Elections législatives de 1981 : la vague rose déferle en Bretagne

Le 10 mai 1981 : un jour presque rose en Bretagne. Après trois présidents de la République issus des différentes familles de la droite, le socialiste François Mitterrand parvient à conquérir l’Elysée, à sa troisième tentative, d’une courte avance avec 51,76% des suffrages face au président sortant Valéry Giscard d’Estaing. Toutefois à l’échelle de la Bretagne, le candidat de la gauche n’obtient que 49,2%. Seules les Côtes-du-Nord ont placé le nouveau président en tête avec 55% des voix. Pourtant, un mois plus tard, lors des élections  législatives, la Bretagne succombe elle aussi à la vague rose.

Document électoral (détail). Archives électorales du CEVIPOF.

Aux débuts de la Ve République, l’écrasante figure du général de Gaulle et le développement du courant politique démocrate-chrétien en Bretagne font que la gauche n’existe quasiment pas lors des élections législatives : aucun député en 1958, 2 en 1962, 5 en 1967, 1 en 1968. Les années 1970 sont un peu plus favorables avec l’obtention de 6 sièges de députés pour la gauche en 1973 et 8 en 1978. Malgré cette évolution sensible, elle demeure largement minoritaire sur les 33 circonscriptions que comptent les quatre départements de la région Bretagne plus la Loire-Atlantique.

Les élections législatives de 1981, dans l’euphorie de la victoire mitterrandienne, voient une vague rose déferler sur la Bretagne. Pour la première fois, la gauche est devant la droite au premier tour avec 51,1% des voix. Mieux, au second tour, 19 députés bretons de gauche sont élus. Pour autant cette performance globale de la gauche recouvre une réalité beaucoup plus nuancée : quand le parti socialiste améliore ses scores – par rapport à 1978 – de près de 40% ; le parti communiste perd près de 40% de ses électeurs. C’est ainsi que la totalité des députés de gauche sont des socialistes.
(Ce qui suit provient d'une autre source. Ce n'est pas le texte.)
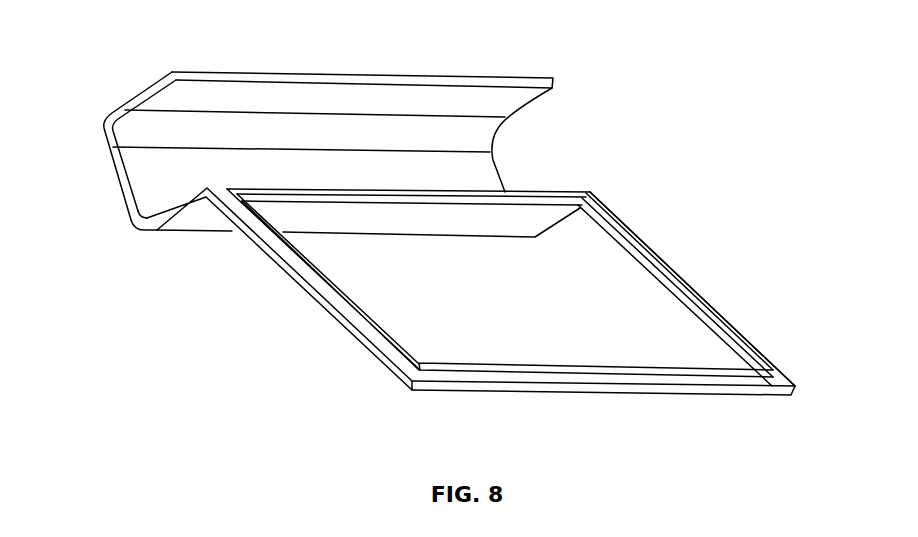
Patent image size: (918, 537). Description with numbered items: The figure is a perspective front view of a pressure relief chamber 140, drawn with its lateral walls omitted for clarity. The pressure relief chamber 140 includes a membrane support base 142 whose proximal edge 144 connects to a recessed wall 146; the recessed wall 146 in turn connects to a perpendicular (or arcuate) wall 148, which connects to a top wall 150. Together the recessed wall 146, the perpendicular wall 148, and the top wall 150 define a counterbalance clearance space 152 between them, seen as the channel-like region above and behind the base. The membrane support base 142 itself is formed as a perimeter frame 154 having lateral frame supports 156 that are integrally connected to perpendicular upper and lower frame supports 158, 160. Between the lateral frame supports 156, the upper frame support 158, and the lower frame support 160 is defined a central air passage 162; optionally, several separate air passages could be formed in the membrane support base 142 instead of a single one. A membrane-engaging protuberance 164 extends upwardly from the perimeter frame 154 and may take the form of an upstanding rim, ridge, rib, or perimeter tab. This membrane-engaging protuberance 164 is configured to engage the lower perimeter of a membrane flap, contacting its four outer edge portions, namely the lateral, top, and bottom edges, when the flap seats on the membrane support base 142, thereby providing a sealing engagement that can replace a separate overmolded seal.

Lors des élections législatives de 1981, c’est une nouvelle génération d’hommes politiques qui, après avoir émergé notamment lors des élections municipales de 1977, occupe désormais le devant de la scène de la vie politique bretonne. La télévision régionale, au lendemain du second tour, dresse le portrait des 10 nouveaux députés socialistes1 : Yves Dollo à Saint-Brieuc, Bernard Poignant à Quimper, Didier Chouat à Loudéac, Joseph Gourmelon à Brest, Maurice Briand à Guingamp, Jean Beaufort à Carhaix-Châteaulin, Edmond Hervé et Jean-Michel Boucheron à Rennes, Jean Peuziat à Douarnenez et Jean Giovanelli à Hennebont. Tous des hommes bien entendu, la parité en politique n’en est même pas au stade embryonnaire... Tous plutôt jeunes, puisque mis à part le Douarneniste, ils ont tous moins de 50 ans. Leur engagement en politique est assez récent, comme Maurice Briand qui a adhéré au PS en 1974. Parmi eux, seul Edmond Hervé dispose d’une envergure politique de premier plan : il a arraché la mairie de Rennes en 1977 aux mains des démocrates-chrétiens héritiers d’Henri Fréville et il vient d’être nommé ministre de la Santé du premier gouvernement Mauroy. Les autres ne sont encore que des seconds couteaux : Jean Giovanelli est maire d’Inzinzac-Lochrist, sa « commune natale » ; Jean Peuziat est adjoint au maire de Douarnenez ; Maurice Briand est adjoint au maire de Guingamp…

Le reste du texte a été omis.